It’s often difficult in hard times not to just put your head under the covers and refuse to come out. And these days, it feels as if the reasons to despair are piling up, like one brick after another, building an unsteady but increasingly taller wall.
There are the public bricks. Trump’s election: a brick. Trump’s past Supreme Court assignments: two bricks. COVID-19: a boulder-sized brick. The normalization of racism, anti-Semitism, anti-LBGTQ, and other anti-human philosophies: several bricks. And now, the death of Ruth Bader Ginsburg: yet another brick. And those are just a few; please forgive me if I’ve left out any bricks that affect you personally. I’m sure they’re there, somewhere in that ugly wall.
And then there are the personal, private bricks, which I won’t enumerate here.
So what do you do? There are currently hundreds (probably thousands) of online exhortations to not give up, not despair, call your senators, give money, gather and demonstrate, vote. Do.
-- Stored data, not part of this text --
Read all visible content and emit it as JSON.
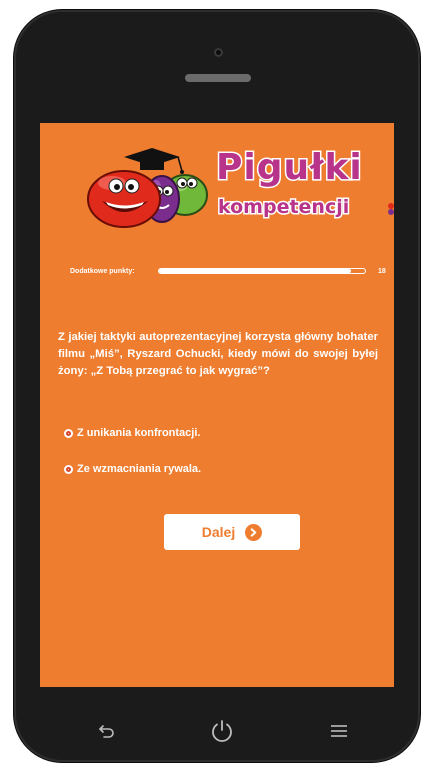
{
  "logo": {
    "word": "Pigułki",
    "subtitle": "kompetencji"
  },
  "progress": {
    "label": "Dodatkowe punkty:",
    "value": "18",
    "fraction": 0.93
  },
  "question": {
    "text": "Z jakiej taktyki autoprezentacyjnej korzysta główny bohater filmu „Miś”, Ryszard Ochucki, kiedy mówi do swojej byłej żony: „Z Tobą przegrać to jak wygrać”?"
  },
  "answers": [
    {
      "label": "Z unikania konfrontacji."
    },
    {
      "label": "Ze wzmacniania rywala."
    }
  ],
  "next_button": {
    "label": "Dalej",
    "icon": "chevron-right-icon"
  },
  "nav": {
    "back_icon": "back-icon",
    "power_icon": "power-icon",
    "menu_icon": "menu-icon"
  },
  "colors": {
    "screen": "#ee7d2f",
    "logo": "#b7348a",
    "phone": "#1b1b1b"
  }
}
And this is the philosophy that I was raised up in, and which I usually attempt to follow, at least as much as I can: Do.
But I have to admit that, faced with all those bricks, there is a huge temptation to say: I’m done. I’m staying away from the news, I’m staying away from Twitter, I’m staying away from everything and everybody. I’ll sit on the couch and eat too much and watch old movies. The world can go screw itself.
Maybe I’ll do that, for at least one Sunday.
But after that, after taking a breath, I’m hoping I’ll be able to shake myself, and face what has to be faced. I’ll concentrate on my job, push ahead on my writing, handle family matters, and around the corners of those tasks, do what I can to pull at least one or two bricks out of that damned wall.